However, the anionic surfactants have the disadvantages of poor salt tolerance and high critical micelle concentration, and a large number of pollutants will be emitted during the production and processing of these surfactants, which is harmful to the environment.14,15 In contrast, the nonionic surfactant has good salt tolerance, low critical micelle concentration, low influence by strong acid and strong base, high stability, and good compatibility with other surfactants.1618 Therefore, some scholars have carried out the research on the composite flooding technology of nonionic surfactants and nanoparticles. Zhao et al. used a nonionic surfactant (Triton X-100) as a dispersant for nano-silica and studied the properties of the composite system. They pointed out that the composite system has a synergistic effect in enhancing the system’s ability to peel off oil droplets and changing the wetting performance. The imbibition experiment showed that the recovery rate of the Triton X-100/SiO2 composite system was twice that of Triton X-100.19 Zhong et al. studied the S/NP composite system based on polyethoxylated nonionic surfactants and hydrophilic silica nanoparticles and reached the same conclusions.20

Alkanolamide is a kind of nonionic surfactant with good biodegradability, low pollution, low price, environmental protection, and excellent performance. In chemical flooding, its advantages are reflected in the following aspects: excellent oil–water interfacial performance; low adsorption capacity on the rock surface, which can reduce the drug consumption in surfactant flooding; no cloud point, which makes it have good temperature resistance; less affected by ions; and good salt resistance.2126 Therefore, alkanolamide is an ideal surfactant for chemical flooding. Freitas et al. studied the interfacial properties of the S/NP composite system based on aliphatic diethanolamide and mesoporous silica, and the results indicated that the surfactant could be adsorbed on the surface of nanoparticles, and the oil–water IFT could be reduced under their synergistic effect. This study shows that the alkanolamide has the potential to construct a S/NP composite flooding system with nanoparticles.27

To the best of our best knowledge, there is no research report on the composite flooding system based on alkanolamide and nanoparticles. Therefore, nano-silica was added into alkanolamide solution in this paper to construct a stable S/NP composite flooding system. The oil–water interfacial performance, dispersion stability, oil displacement performance, and microscopic displacement mechanism were systematically studied. Because the alkanolamide used in this study is a commercial product, the experimental results have important practical significance for the promotion of surfactant/nanoparticle composite oil displacement technology.

2. Results and Discussion

2.1. IFT between Crude Oil and Flooding Solution

2.1.1. IFT between Crude Oil and CDEA Solution

The IFT between crude oil and surfactant solution with different mass fractions of CDEA is shown in Figure 1. It can be seen in Figure 1 that for CDEA solutions with the mass fraction of 0.03 and 0.05%, the oil droplets cannot fall off the sample tube wall in a short time even under high-speed spinning. The IFT could be recorded after 10 and 5 min of high-speed spinning, and the equilibrium value was higher than 1.0 × 10–1 mN/m. When the mass fraction of CDEA was increased to 0.1–0.3%, the IFT decreased by an order of magnitude, reaching the order of 10–2 mN/m. It can be concluded that the CDEA mass fraction corresponding to the order of IFT from small to large was 0.1% < 0.2% < 0.3%, as shown in Figure 1 (right). Therefore, the mass fraction of CDEA solution was determined to be 0.1% in the follow-up studies. Nano-SiO2 was added into the surfactant solution to further study the influence of nanoparticles on oil–water interfacial tension.

Figure 1.

Figure 1

Effect of CDEA dosage on IFT: (left) dynamic interfacial tension and (right) IFT at 30 min.

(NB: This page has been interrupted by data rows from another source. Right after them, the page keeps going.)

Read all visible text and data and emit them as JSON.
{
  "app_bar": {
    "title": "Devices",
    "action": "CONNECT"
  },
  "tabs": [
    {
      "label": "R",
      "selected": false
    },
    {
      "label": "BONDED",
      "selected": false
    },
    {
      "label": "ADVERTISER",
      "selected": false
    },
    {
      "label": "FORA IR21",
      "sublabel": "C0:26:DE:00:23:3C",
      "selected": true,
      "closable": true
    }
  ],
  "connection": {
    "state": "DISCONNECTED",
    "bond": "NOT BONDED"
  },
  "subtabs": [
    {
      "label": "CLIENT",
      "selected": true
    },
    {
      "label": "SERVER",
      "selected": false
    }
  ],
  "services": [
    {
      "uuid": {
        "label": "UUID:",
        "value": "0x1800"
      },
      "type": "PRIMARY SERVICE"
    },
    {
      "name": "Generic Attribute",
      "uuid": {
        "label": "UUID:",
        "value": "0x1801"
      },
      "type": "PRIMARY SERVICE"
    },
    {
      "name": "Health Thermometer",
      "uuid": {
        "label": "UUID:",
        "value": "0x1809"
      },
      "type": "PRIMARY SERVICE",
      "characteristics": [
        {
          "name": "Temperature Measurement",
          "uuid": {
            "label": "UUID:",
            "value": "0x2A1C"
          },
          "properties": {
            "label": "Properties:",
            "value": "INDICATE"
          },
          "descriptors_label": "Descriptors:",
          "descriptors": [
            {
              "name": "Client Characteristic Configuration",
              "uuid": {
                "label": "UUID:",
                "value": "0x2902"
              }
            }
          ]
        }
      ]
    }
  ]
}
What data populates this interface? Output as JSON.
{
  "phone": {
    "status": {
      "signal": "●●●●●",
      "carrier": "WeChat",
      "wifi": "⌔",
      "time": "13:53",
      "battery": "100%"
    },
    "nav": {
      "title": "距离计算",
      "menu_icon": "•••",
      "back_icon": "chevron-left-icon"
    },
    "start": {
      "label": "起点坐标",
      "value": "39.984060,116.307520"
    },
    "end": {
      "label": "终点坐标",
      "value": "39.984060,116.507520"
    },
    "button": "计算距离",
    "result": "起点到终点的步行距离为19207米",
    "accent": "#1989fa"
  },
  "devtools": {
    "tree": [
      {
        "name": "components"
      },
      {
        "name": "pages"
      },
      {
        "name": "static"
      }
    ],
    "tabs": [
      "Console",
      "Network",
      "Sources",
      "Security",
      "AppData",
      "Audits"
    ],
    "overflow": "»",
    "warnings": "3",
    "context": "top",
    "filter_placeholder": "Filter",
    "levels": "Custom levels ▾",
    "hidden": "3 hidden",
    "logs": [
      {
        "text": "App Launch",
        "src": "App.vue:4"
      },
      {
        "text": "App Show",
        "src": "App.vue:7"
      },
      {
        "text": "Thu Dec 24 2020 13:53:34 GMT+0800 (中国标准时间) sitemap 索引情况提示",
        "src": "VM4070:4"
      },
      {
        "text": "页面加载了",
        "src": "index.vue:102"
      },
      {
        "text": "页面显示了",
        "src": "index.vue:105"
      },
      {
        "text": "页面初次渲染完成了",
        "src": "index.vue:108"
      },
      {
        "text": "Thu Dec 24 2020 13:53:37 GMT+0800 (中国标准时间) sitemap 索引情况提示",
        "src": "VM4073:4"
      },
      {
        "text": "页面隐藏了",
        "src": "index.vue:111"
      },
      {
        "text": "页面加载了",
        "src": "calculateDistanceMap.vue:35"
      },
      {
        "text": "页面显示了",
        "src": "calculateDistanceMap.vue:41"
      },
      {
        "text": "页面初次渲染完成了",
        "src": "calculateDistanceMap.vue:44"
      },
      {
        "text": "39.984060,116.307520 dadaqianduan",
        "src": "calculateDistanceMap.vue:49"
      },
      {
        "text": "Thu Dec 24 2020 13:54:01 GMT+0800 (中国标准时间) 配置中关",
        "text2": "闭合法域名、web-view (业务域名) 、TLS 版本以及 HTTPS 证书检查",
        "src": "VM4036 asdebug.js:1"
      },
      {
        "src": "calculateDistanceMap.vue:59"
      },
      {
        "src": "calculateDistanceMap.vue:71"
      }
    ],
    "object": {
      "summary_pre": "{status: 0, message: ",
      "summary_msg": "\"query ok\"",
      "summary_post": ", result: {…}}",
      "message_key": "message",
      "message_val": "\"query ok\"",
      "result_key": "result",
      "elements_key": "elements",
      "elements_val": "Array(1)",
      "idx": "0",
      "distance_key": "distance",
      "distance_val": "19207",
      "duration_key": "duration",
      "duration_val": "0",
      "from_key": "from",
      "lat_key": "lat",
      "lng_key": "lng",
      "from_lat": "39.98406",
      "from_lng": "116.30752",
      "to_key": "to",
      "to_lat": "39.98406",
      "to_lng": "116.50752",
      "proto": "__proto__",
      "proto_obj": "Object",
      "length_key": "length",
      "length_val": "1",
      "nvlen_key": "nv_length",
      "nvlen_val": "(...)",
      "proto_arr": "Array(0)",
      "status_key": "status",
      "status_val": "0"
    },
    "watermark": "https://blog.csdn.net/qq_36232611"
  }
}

2.1.2. IFT between Crude Oil and CDEA/SiO2 Dispersion

When nanoparticles are added into the surfactant solution, the nanoparticles can be adsorbed on the oil–water interface, and the surfactant and nanoparticles will have a synergistic effect to further reduce the oil–water interfacial tension.2830 Therefore, nano-silica was added into CDEA solution to study the effect of nanoparticles on the IFT between CDEA solution and crude oil. The mass fraction of the surfactant was 0.1%, and the IFT between the S/NP composite solution and crude oil after adding different amounts of nano-SiO2 was measured. The results are shown in Figure 2.

Figure 2.

Figure 2

Effect of the dosage of nano-SiO2 on IFT between crude oil and the 0.1% CDEA solution.

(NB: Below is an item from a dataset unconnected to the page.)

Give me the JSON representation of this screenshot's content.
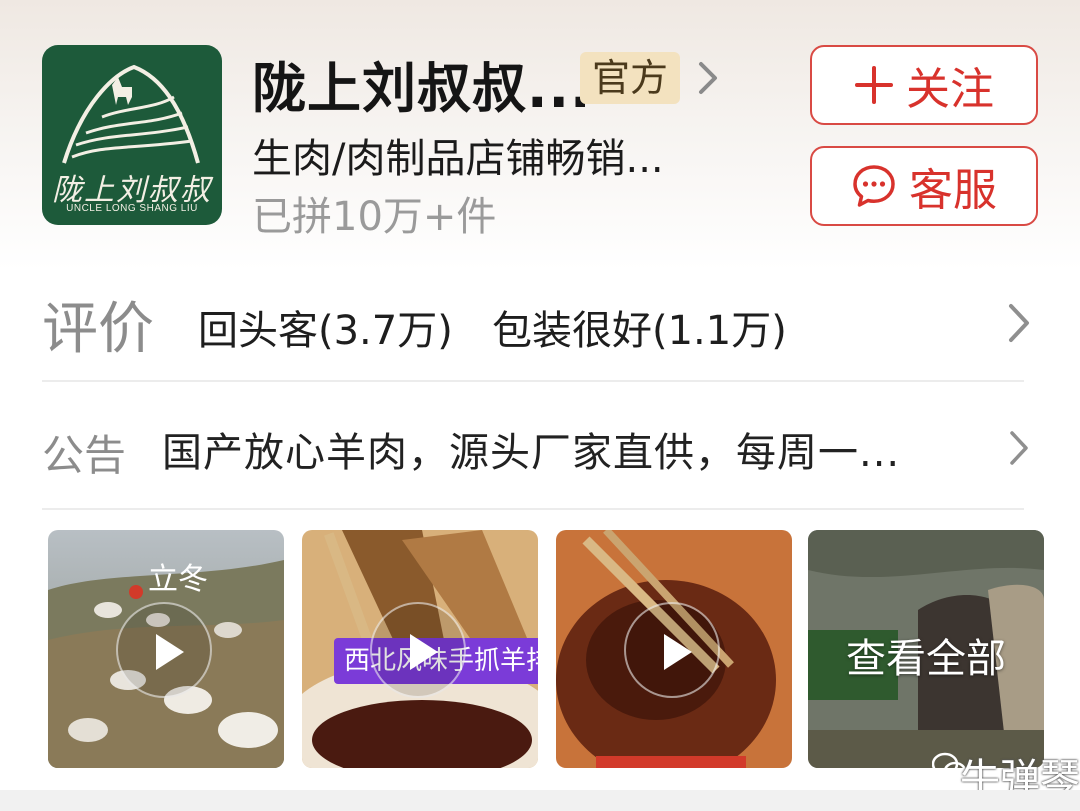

It can be seen in Figure 2 that the IFT decreased even if only 0.001% nanoparticles were added, indicating that adding a small amount of nanoparticles into the CDEA solution can improve the interfacial activity. However, the IFT did not decrease by orders of magnitude, when continuing to increase the amount of nano-SiO2 (in the range of 0.001–0.1%). By comparing the curves in Figure 2, it can be seen that when the dosage of SiO2 was 0.1 and 0.05%, their IFT was relatively lower than other dosages. The difference between the dosage of 0.1 and 0.05% was small. Therefore, the dosage of nano-SiO2 in the 0.1% CDEA solution was determined to be 0.05% in the follow-up experiments.

The solutions used in the determination of the oil–water interfacial tension in Figures 1 and 2 were all prepared with distilled water. However, when chemical flooding is carried out in an oilfield, all injection fluids are prepared based on formation water. Therefore, the S/NP dispersion (0.1% CDEA + 0.05% SiO2) was prepared with the simulated formation water, and the IFT was measured again. The results are shown in Figure 3. It can be seen in Figure 3 that for the S/NP composite flooding system prepared with the simulated formation water, the oil drop was pulled off after 20 min of the IFT determination process (as shown in Figure 3), and the oil–water interfacial tension was reduced to 3 × 10–3 mN/m, reaching the state of ultra-low interfacial tension, which shows that the surfactant/nano-SiO2 flooding system has good oil washing ability in simulated formation water and can fully meet the oil displacement requirements.

Figure 3.

Figure 3

IFT between crude oil and the 0.1% CDEA + 0.05% SiO2 dispersion prepared based on simulated formation water.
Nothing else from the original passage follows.